Time away from family is healthy. A woman's soul is sparked by seclusion. Doing things that fuel your soul is good. That's not a direct quote, but I'm pretty sure someone on Oprah said that once. Taking loads of time away from one's family to find your inner voice is good. (Again, probably from Oprah) Except for husbands. Husbands do not need to do this, because well, they'd try to convince us that their inner voice can only be heard beneath the booming bass of a strip club.
These mini sabbaticals are for women only. A fact that was proven by the dozens of Starbucks- sipping ladies I passed in Target.
I felt no regeret that day, as I sped down our driveway. I thought the image of crying kids in my rear view mirror would prompt me to stop, but it really didnt. 'I'll miss them', I told myself, then rummaged through my purse for my shopping list.
'I bet you miss your family', whispered a young mom in the frozen food aisle. She was strategically placing ice cream and waffles between the legs of two feuding toddlers, while rocking a swaddled newborn.
'No, I'm good, thanks', I smiled...digging for a bag of peas.
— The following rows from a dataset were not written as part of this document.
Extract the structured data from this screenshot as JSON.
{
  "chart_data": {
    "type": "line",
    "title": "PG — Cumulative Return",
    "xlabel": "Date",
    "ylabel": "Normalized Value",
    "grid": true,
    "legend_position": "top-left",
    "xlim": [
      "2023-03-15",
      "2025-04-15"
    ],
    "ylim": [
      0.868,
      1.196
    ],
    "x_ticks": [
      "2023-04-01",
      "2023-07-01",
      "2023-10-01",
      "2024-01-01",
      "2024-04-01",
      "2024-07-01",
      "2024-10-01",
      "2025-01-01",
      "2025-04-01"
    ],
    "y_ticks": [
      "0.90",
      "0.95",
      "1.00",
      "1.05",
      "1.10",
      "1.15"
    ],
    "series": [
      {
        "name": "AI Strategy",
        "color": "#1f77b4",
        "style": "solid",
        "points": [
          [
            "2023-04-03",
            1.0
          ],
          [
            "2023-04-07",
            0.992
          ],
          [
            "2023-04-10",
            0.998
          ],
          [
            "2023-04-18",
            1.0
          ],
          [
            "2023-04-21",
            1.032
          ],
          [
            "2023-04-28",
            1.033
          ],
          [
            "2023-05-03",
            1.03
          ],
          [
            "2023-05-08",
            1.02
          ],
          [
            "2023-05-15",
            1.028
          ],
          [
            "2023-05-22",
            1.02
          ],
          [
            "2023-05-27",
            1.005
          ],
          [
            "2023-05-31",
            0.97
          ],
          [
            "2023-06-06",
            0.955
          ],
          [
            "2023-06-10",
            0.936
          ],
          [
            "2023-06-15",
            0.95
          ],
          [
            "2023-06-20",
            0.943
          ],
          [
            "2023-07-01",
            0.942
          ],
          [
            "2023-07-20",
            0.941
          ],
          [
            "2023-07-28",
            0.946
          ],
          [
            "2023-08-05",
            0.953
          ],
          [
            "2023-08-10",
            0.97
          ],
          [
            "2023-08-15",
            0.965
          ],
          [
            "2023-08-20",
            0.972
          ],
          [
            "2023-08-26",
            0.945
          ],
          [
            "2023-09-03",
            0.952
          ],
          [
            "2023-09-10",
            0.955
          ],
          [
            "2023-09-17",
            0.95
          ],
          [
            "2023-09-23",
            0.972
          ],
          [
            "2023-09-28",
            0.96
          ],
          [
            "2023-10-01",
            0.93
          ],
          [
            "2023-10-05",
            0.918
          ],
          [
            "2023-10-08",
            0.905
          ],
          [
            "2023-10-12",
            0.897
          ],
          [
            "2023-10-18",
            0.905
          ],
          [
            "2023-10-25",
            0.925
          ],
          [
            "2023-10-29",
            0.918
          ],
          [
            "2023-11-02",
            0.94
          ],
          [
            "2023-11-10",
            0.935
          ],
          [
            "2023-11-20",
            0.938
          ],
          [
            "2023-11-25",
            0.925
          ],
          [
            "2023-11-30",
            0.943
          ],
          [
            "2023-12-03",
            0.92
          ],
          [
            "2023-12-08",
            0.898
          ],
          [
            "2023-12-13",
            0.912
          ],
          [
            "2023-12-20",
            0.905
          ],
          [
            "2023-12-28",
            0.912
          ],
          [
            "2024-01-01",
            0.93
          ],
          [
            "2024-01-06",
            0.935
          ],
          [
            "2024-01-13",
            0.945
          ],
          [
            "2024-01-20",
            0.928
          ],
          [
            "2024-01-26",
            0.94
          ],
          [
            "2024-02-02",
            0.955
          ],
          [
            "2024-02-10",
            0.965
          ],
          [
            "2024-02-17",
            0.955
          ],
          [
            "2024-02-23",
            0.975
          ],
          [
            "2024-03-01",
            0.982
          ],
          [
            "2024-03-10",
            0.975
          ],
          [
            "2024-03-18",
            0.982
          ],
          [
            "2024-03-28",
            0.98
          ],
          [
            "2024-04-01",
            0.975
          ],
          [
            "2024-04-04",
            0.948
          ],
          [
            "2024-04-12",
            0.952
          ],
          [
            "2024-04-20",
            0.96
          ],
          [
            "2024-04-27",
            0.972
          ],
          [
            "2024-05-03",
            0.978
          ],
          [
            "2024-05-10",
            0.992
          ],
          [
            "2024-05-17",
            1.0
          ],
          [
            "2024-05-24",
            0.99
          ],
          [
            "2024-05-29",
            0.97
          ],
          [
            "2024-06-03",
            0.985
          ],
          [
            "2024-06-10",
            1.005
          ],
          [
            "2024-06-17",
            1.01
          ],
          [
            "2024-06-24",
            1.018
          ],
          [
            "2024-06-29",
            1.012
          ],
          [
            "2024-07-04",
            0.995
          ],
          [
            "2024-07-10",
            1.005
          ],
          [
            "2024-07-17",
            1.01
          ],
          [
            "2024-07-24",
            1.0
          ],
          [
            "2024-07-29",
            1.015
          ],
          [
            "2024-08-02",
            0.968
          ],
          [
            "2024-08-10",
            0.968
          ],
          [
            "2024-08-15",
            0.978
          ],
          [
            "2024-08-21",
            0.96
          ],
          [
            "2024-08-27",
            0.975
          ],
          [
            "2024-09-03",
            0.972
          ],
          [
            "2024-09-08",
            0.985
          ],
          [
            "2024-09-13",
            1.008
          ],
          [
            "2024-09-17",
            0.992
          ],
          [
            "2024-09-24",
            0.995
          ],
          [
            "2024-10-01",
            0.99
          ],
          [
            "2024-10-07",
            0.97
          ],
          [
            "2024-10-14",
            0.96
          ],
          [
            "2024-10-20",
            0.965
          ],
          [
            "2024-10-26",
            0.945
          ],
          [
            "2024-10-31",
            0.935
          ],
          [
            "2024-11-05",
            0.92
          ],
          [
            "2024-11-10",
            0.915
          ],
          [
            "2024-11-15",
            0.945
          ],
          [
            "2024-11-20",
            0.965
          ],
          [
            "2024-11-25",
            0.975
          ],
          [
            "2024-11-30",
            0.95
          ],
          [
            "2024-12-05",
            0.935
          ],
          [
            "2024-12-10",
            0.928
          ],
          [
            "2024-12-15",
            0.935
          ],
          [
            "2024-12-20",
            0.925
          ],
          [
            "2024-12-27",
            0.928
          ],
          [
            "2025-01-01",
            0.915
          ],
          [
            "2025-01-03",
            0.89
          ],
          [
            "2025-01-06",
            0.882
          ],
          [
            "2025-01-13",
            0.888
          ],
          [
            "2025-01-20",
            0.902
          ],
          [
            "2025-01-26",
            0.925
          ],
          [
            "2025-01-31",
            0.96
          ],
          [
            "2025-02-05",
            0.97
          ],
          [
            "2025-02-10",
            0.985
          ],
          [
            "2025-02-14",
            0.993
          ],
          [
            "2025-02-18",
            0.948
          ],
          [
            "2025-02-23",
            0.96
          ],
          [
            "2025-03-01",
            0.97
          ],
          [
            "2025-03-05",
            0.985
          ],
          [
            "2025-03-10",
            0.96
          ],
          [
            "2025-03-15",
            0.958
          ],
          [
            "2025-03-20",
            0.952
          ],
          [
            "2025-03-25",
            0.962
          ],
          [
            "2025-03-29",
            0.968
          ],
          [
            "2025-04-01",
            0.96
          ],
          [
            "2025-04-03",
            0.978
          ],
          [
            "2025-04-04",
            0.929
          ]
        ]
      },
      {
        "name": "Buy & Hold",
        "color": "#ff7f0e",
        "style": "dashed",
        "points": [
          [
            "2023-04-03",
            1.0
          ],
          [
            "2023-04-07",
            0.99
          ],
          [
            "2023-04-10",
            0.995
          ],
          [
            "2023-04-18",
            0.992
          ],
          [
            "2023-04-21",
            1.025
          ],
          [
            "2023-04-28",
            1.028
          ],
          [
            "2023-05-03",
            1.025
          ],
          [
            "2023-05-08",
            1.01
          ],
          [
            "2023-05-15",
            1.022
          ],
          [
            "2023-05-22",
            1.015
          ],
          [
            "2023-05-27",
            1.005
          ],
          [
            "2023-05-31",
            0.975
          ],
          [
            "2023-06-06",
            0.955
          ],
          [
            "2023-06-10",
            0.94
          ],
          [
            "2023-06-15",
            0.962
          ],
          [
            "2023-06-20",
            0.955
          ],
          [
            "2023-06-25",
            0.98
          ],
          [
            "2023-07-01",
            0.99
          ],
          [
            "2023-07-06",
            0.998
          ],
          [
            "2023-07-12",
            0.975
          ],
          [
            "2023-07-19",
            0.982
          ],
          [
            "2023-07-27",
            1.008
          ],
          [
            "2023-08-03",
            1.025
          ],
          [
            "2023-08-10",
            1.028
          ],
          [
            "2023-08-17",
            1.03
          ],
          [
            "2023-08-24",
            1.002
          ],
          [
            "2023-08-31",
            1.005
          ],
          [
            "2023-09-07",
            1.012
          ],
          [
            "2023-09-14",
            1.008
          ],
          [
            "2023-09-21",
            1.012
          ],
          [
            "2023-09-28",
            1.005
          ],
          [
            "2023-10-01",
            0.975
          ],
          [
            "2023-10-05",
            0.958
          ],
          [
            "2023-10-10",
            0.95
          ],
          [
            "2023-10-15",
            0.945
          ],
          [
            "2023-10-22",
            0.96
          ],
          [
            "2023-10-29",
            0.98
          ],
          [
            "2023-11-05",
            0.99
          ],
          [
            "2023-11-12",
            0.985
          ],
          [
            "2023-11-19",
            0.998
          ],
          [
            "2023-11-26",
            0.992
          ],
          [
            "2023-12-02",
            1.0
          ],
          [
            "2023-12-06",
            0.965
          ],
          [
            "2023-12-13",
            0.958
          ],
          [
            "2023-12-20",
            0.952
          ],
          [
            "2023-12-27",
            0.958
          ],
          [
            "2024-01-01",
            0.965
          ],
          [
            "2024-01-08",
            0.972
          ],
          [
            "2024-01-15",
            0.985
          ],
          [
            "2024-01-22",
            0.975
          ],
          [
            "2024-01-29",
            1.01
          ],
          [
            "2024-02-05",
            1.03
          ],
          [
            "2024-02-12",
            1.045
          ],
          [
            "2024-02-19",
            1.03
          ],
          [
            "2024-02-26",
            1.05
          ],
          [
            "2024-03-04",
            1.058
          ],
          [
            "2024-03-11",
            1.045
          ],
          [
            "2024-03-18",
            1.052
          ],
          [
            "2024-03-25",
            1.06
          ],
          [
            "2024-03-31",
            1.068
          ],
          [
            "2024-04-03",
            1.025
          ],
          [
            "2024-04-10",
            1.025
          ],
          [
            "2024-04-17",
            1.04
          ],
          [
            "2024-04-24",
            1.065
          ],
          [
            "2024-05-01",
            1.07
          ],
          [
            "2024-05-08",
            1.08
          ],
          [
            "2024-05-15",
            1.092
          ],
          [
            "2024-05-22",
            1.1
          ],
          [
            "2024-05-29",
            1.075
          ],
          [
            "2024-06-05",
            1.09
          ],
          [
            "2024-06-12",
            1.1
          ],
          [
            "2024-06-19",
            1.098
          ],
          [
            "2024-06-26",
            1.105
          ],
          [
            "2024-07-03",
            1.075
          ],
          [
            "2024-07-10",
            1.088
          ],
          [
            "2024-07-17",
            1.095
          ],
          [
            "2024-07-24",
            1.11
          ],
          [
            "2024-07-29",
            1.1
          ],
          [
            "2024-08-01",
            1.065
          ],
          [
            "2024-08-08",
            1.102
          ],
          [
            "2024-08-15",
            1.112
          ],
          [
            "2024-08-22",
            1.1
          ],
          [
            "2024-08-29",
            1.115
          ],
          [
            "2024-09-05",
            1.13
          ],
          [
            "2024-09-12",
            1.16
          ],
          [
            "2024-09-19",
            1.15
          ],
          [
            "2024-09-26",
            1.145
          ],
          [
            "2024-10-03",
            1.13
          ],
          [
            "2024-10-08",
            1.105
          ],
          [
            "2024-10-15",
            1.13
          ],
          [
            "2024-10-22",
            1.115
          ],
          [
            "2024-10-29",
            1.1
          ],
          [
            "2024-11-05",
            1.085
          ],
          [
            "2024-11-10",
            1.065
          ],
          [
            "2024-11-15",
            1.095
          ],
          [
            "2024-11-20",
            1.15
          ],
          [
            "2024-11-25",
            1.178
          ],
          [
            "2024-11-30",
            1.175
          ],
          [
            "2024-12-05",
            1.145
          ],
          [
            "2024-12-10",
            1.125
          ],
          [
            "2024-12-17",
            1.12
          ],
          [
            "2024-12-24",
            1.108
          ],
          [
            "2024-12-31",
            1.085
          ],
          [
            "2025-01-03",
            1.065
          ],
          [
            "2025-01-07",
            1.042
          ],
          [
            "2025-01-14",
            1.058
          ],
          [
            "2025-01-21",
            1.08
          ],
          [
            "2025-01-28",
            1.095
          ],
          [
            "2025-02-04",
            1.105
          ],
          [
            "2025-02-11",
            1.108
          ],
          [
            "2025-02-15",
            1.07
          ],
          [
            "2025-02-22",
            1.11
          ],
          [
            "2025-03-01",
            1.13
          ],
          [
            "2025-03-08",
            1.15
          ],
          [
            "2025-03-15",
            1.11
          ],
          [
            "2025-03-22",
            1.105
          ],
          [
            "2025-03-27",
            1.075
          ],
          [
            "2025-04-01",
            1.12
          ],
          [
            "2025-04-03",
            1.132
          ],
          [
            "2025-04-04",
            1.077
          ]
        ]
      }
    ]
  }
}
'What does your husband think of you shopping without him?" asked a very nosy, young couple. They glared down their noses at me, arm in arm in the Christmas aisle. This one was easy. "We're both extremely independent people." I answered. They simultaneously unlocked arms and quickly walked away. "Plus, he knows that shopping makes me happy. When I'm happy, his life is so much easier." I shouted at them. A random mom behind the garland attempted a slow clap for me, which soon became awkward when no one else joined her.
That much I knew was true. My husband supported my need for alone time because I did the same for him ( as long as it didn't invlove strippers) I enjoy shopping. He shates shopping. He enjoys staying home with the kids to let me do that. He goes hunting and fishing without inviting me. I never ask. We remain happily married.
Two minutes before the end of my shopping excursion, I caved. I replied to the seven missed calls and called home. The cries and the wails were all I could hear. "We miss you . Come home. We love you." My husband took the phone. "Go back to shopping. They're just mad because I'm beating them all at poker and won't let them smoke more cigars."
See? I told myself "he's just as capable of raising our children as I am."
It was liberating.
10 minutes later, I pulled up in our driveway; greeted by all three kids and my husband, ready to carry in my bags.
When they asked me what I bought them, I didn't lie. I hadn't bought them anything. The truth was, I wished I had stayed another hour longer.
And I can't wait for my next trip (without them).